Reggae artiste Ras Irie is hoping his record, 'Carty Carty', will be the key to his rise in the music industry.

According to the artiste, who hails from Black River in St Elizabeth, conscious music is the answer to Jamaica's problems.

"Road a gwaan wicked right now, even in the tourist areas gun a buss. So, we have to create some real conscious music because it seems like dem youth ya unconscious. I am making the type of music to wake them out of that unconsciousness. We are lacking in some good content because the youth dem just a focus on one thing, which is not usually the right message. The sad thing is that dem a get support because some of the man dem in the business who have power to do better only have a low standard. Mi not saying they should get no support, but balance out the thing," he said.

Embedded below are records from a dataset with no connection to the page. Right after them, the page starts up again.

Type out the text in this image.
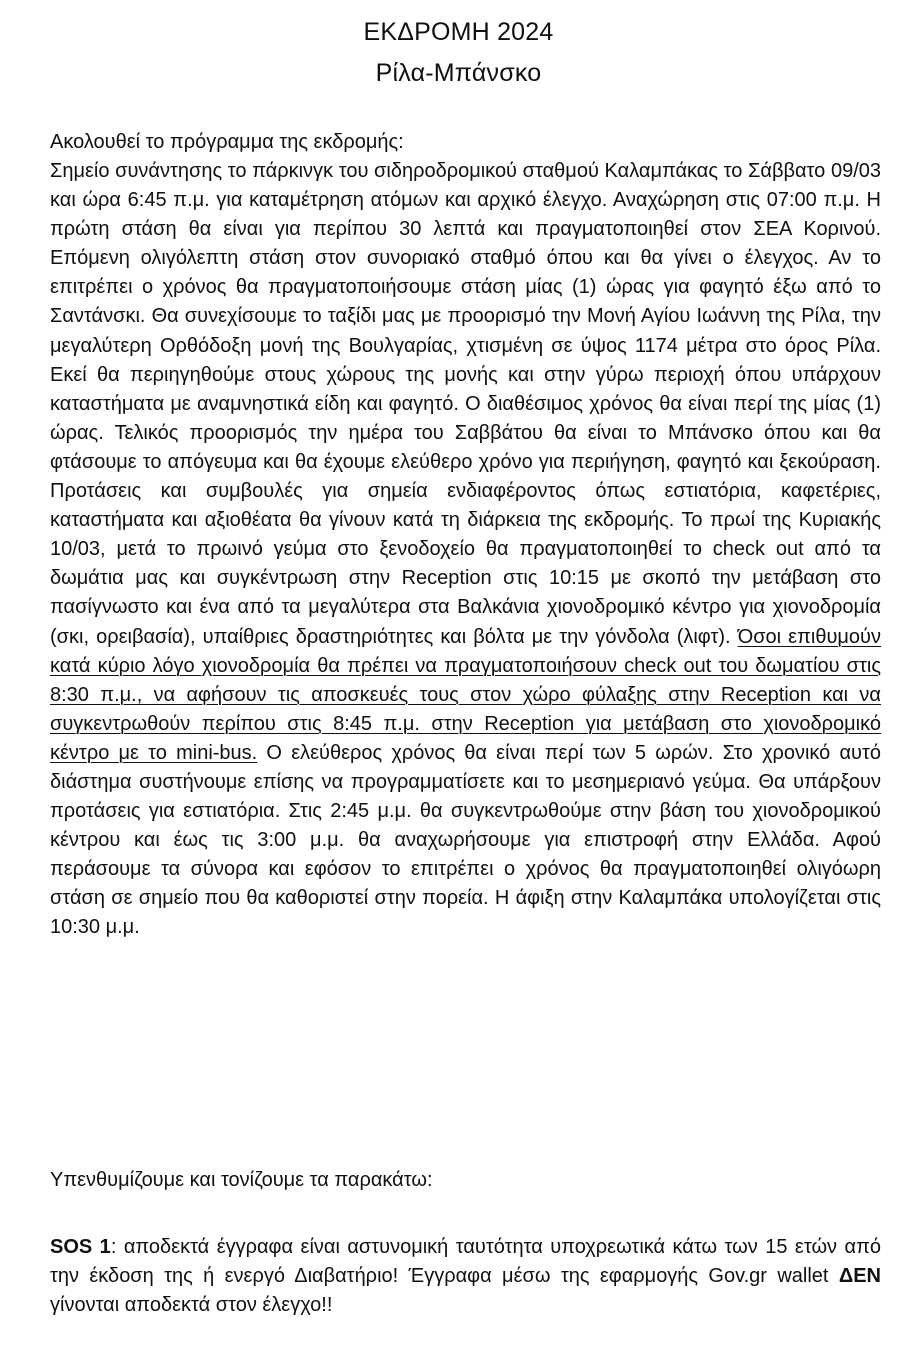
ΕΚΔΡΟΜΗ 2024
Ρίλα-Μπάνσκο
Ακολουθεί το πρόγραμμα της εκδρομής:

Σημείο συνάντησης το πάρκινγκ του σιδηροδρομικού σταθμού Καλαμπάκας το Σάββατο 09/03 και ώρα 6:45 π.μ. για καταμέτρηση ατόμων και αρχικό έλεγχο. Αναχώρηση στις 07:00 π.μ. Η πρώτη στάση θα είναι για περίπου 30 λεπτά και πραγματοποιηθεί στον ΣΕΑ Κορινού. Επόμενη ολιγόλεπτη στάση στον συνοριακό σταθμό όπου και θα γίνει ο έλεγχος. Αν το επιτρέπει ο χρόνος θα πραγματοποιήσουμε στάση μίας (1) ώρας για φαγητό έξω από το Σαντάνσκι. Θα συνεχίσουμε το ταξίδι μας με προορισμό την Μονή Αγίου Ιωάννη της Ρίλα, την μεγαλύτερη Ορθόδοξη μονή της Βουλγαρίας, χτισμένη σε ύψος 1174 μέτρα στο όρος Ρίλα. Εκεί θα περιηγηθούμε στους χώρους της μονής και στην γύρω περιοχή όπου υπάρχουν καταστήματα με αναμνηστικά είδη και φαγητό. Ο διαθέσιμος χρόνος θα είναι περί της μίας (1) ώρας. Τελικός προορισμός την ημέρα του Σαββάτου θα είναι το Μπάνσκο όπου και θα φτάσουμε το απόγευμα και θα έχουμε ελεύθερο χρόνο για περιήγηση, φαγητό και ξεκούραση. Προτάσεις και συμβουλές για σημεία ενδιαφέροντος όπως εστιατόρια, καφετέριες, καταστήματα και αξιοθέατα θα γίνουν κατά τη διάρκεια της εκδρομής. Το πρωί της Κυριακής 10/03, μετά το πρωινό γεύμα στο ξενοδοχείο θα πραγματοποιηθεί το check out από τα δωμάτια μας και συγκέντρωση στην Reception στις 10:15 με σκοπό την μετάβαση στο πασίγνωστο και ένα από τα μεγαλύτερα στα Βαλκάνια χιονοδρομικό κέντρο για χιονοδρομία (σκι, ορειβασία), υπαίθριες δραστηριότητες και βόλτα με την γόνδολα (λιφτ). Όσοι επιθυμούν κατά κύριο λόγο χιονοδρομία θα πρέπει να πραγματοποιήσουν check out του δωματίου στις 8:30 π.μ., να αφήσουν τις αποσκευές τους στον χώρο φύλαξης στην Reception και να συγκεντρωθούν περίπου στις 8:45 π.μ. στην Reception για μετάβαση στο χιονοδρομικό κέντρο με το mini-bus. Ο ελεύθερος χρόνος θα είναι περί των 5 ωρών. Στο χρονικό αυτό διάστημα συστήνουμε επίσης να προγραμματίσετε και το μεσημεριανό γεύμα. Θα υπάρξουν προτάσεις για εστιατόρια. Στις 2:45 μ.μ. θα συγκεντρωθούμε στην βάση του χιονοδρομικού κέντρου και έως τις 3:00 μ.μ. θα αναχωρήσουμε για επιστροφή στην Ελλάδα. Αφού περάσουμε τα σύνορα και εφόσον το επιτρέπει ο χρόνος θα πραγματοποιηθεί ολιγόωρη στάση σε σημείο που θα καθοριστεί στην πορεία. Η άφιξη στην Καλαμπάκα υπολογίζεται στις 10:30 μ.μ.

Υπενθυμίζουμε και τονίζουμε τα παρακάτω:
SOS 1: αποδεκτά έγγραφα είναι αστυνομική ταυτότητα υποχρεωτικά κάτω των 15 ετών από την έκδοση της ή ενεργό Διαβατήριο! Έγγραφα μέσω της εφαρμογής Gov.gr wallet ΔΕΝ γίνονται αποδεκτά στον έλεγχο!!
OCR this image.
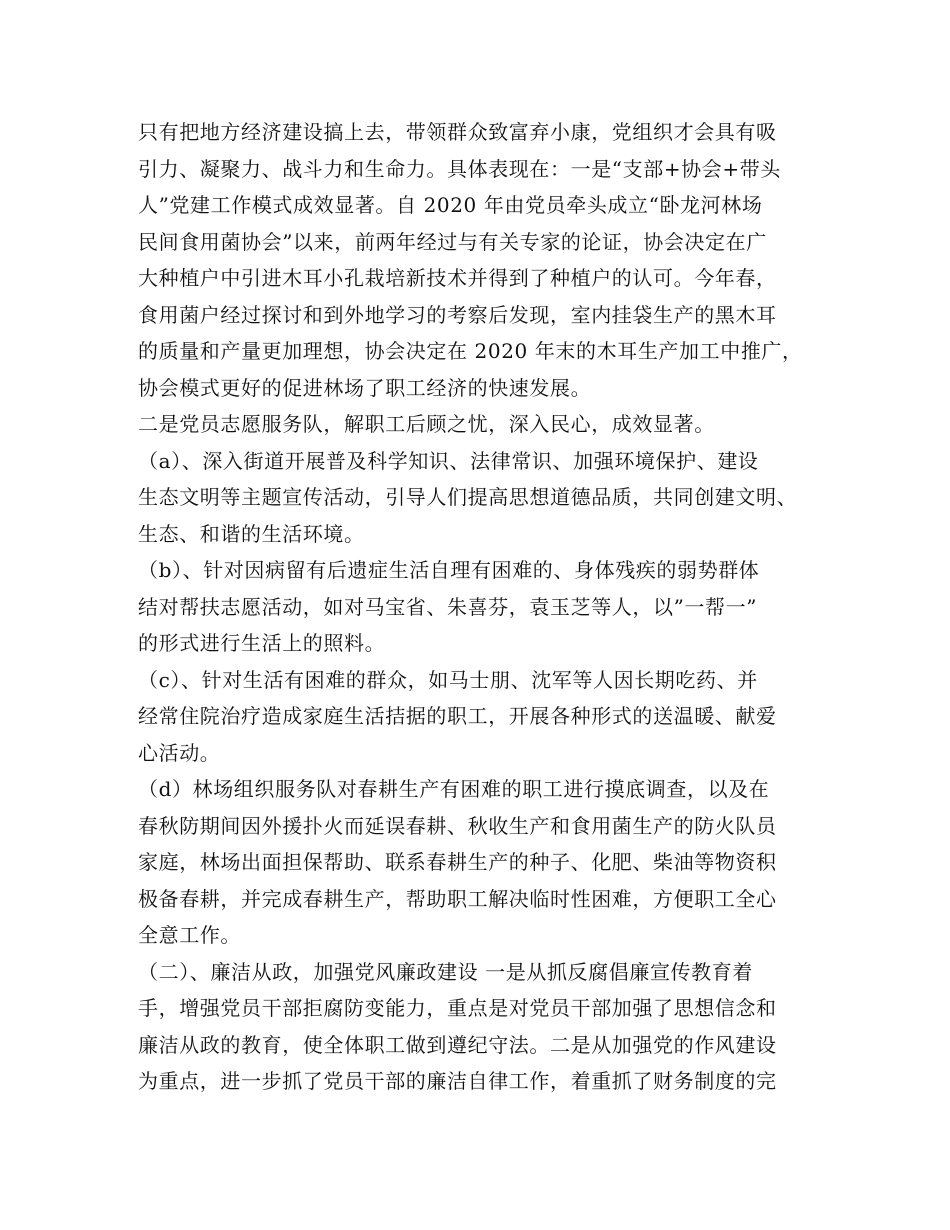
只有把地方经济建设搞上去，带领群众致富弃小康，党组织才会具有吸
引力、凝聚力、战斗力和生命力。具体表现在：一是“支部+协会+带头
人”党建工作模式成效显著。自 2020 年由党员牵头成立“卧龙河林场
民间食用菌协会”以来，前两年经过与有关专家的论证，协会决定在广
大种植户中引进木耳小孔栽培新技术并得到了种植户的认可。今年春，
食用菌户经过探讨和到外地学习的考察后发现，室内挂袋生产的黑木耳
的质量和产量更加理想，协会决定在 2020 年末的木耳生产加工中推广，
协会模式更好的促进林场了职工经济的快速发展。
二是党员志愿服务队，解职工后顾之忧，深入民心，成效显著。
（a）、深入街道开展普及科学知识、法律常识、加强环境保护、建设
生态文明等主题宣传活动，引导人们提高思想道德品质，共同创建文明、
生态、和谐的生活环境。
（b）、针对因病留有后遗症生活自理有困难的、身体残疾的弱势群体
结对帮扶志愿活动，如对马宝省、朱喜芬，袁玉芝等人，以”一帮一”
的形式进行生活上的照料。
（c）、针对生活有困难的群众，如马士朋、沈军等人因长期吃药、并
经常住院治疗造成家庭生活拮据的职工，开展各种形式的送温暖、献爱
心活动。
（d）林场组织服务队对春耕生产有困难的职工进行摸底调查，以及在
春秋防期间因外援扑火而延误春耕、秋收生产和食用菌生产的防火队员
家庭，林场出面担保帮助、联系春耕生产的种子、化肥、柴油等物资积
极备春耕，并完成春耕生产，帮助职工解决临时性困难，方便职工全心
全意工作。
（二）、廉洁从政，加强党风廉政建设 一是从抓反腐倡廉宣传教育着
手，增强党员干部拒腐防变能力，重点是对党员干部加强了思想信念和
廉洁从政的教育，使全体职工做到遵纪守法。二是从加强党的作风建设
为重点，进一步抓了党员干部的廉洁自律工作，着重抓了财务制度的完
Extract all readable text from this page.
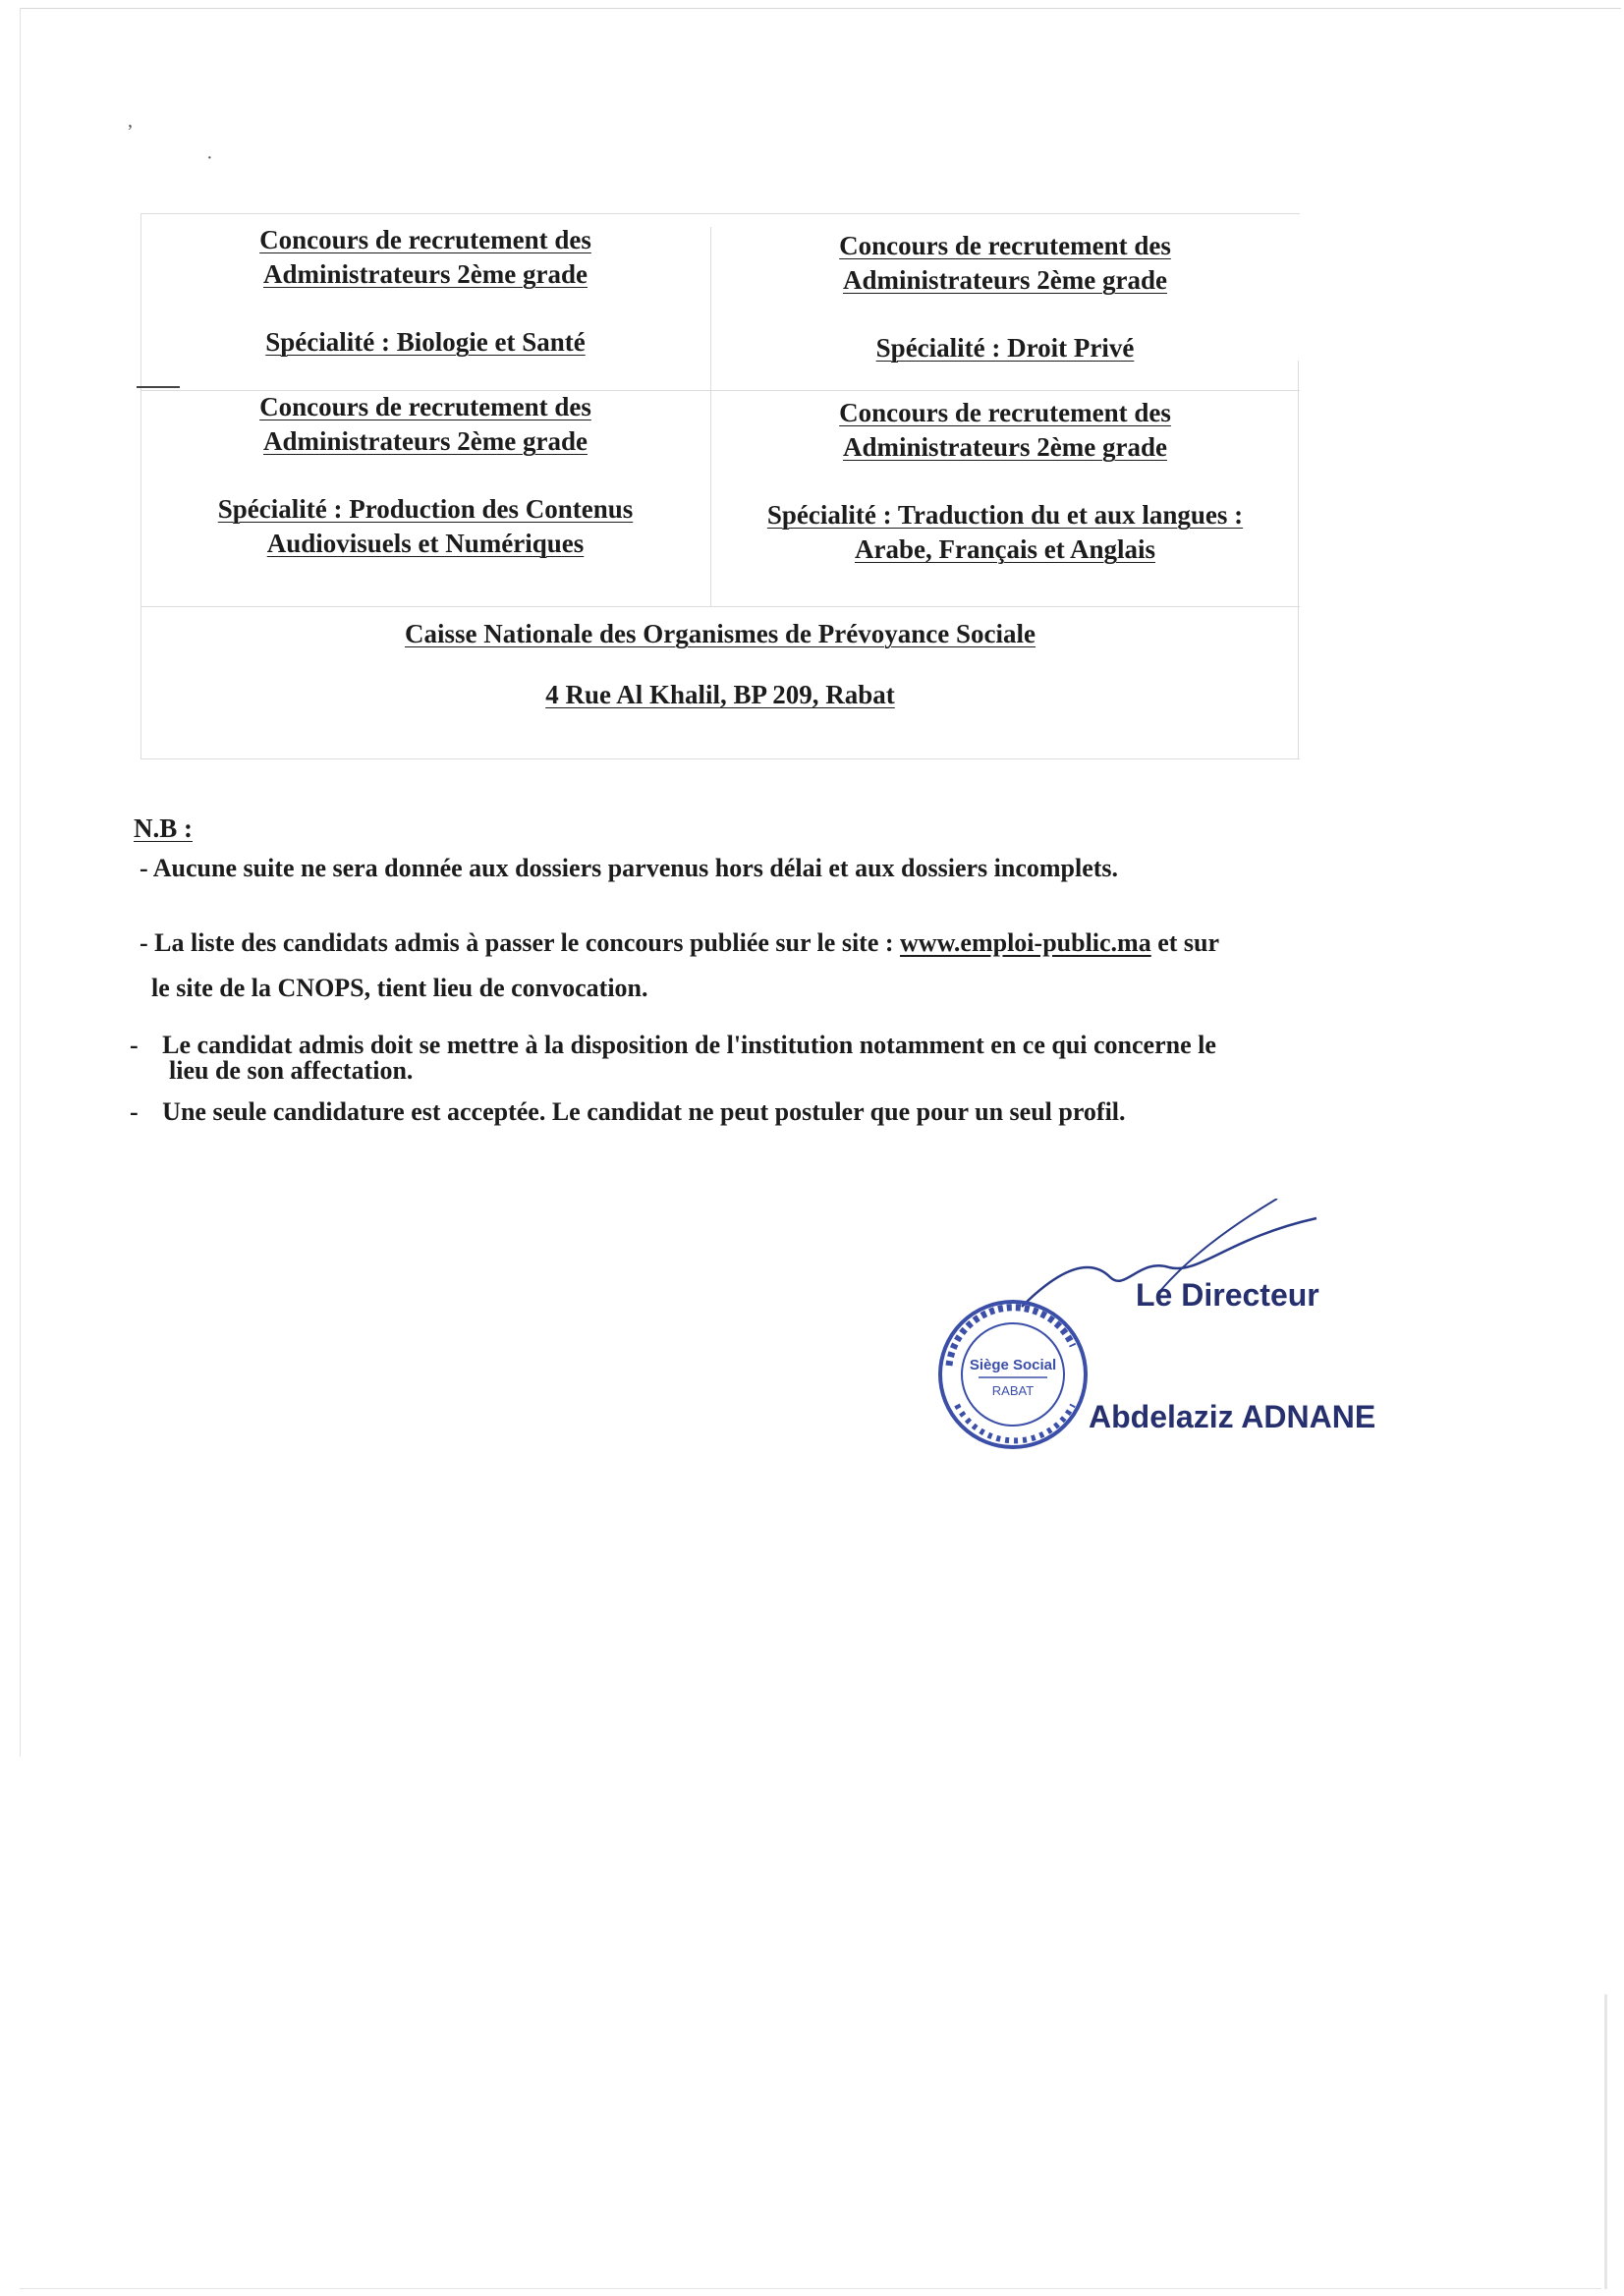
,
·
Concours de recrutement des
Administrateurs 2ème grade
Spécialité : Biologie et Santé
Concours de recrutement des
Administrateurs 2ème grade
Spécialité : Production des Contenus
Audiovisuels et Numériques
Concours de recrutement des
Administrateurs 2ème grade
Spécialité : Droit Privé
Concours de recrutement des
Administrateurs 2ème grade
Spécialité : Traduction du et aux langues :
Arabe, Français et Anglais
Caisse Nationale des Organismes de Prévoyance Sociale
4 Rue Al Khalil, BP 209, Rabat
N.B :
- Aucune suite ne sera donnée aux dossiers parvenus hors délai et aux dossiers incomplets.
- La liste des candidats admis à passer le concours publiée sur le site : www.emploi-public.ma et sur
le site de la CNOPS, tient lieu de convocation.
- Le candidat admis doit se mettre à la disposition de l'institution notamment en ce qui concerne le
lieu de son affectation.
- Une seule candidature est acceptée. Le candidat ne peut postuler que pour un seul profil.
Siège Social
RABAT
Le Directeur
Abdelaziz ADNANE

No newcomer to the scene, Ras Irie has been actively releasing music, whether entering freestyle competitions or releasing music through digital distribution outlets.

The artiste states that his music has been influenced by the way of life taught by the Rastafarian religion, coupled with spirituality and reading books.

"People not reading much again, so now is the time for us as musicians to teach as much as we can. The only thing this generation is reading is gossip and social media. So, the real, deep content needs to be produced and released in order to bridge that gap. If we don't do that, then years from now we gonna be in a dark place," he said.

Ras Irie stated that he wants local radio to pay more attention to conscious music. He also gave credit to radio stations like Hitz FM and Hot 102, which he says have been making an attempt to keep reggae music alive.

"I want people to see me as a man who has spent a lot of time improving my musical skills and trying to embrace reggae, to the fullest. Radio, it is now time to come on board and let us save our music from a destructive path. Play some reggae yuh nuh! Play some real youth who a seh real things," Ras Irie said.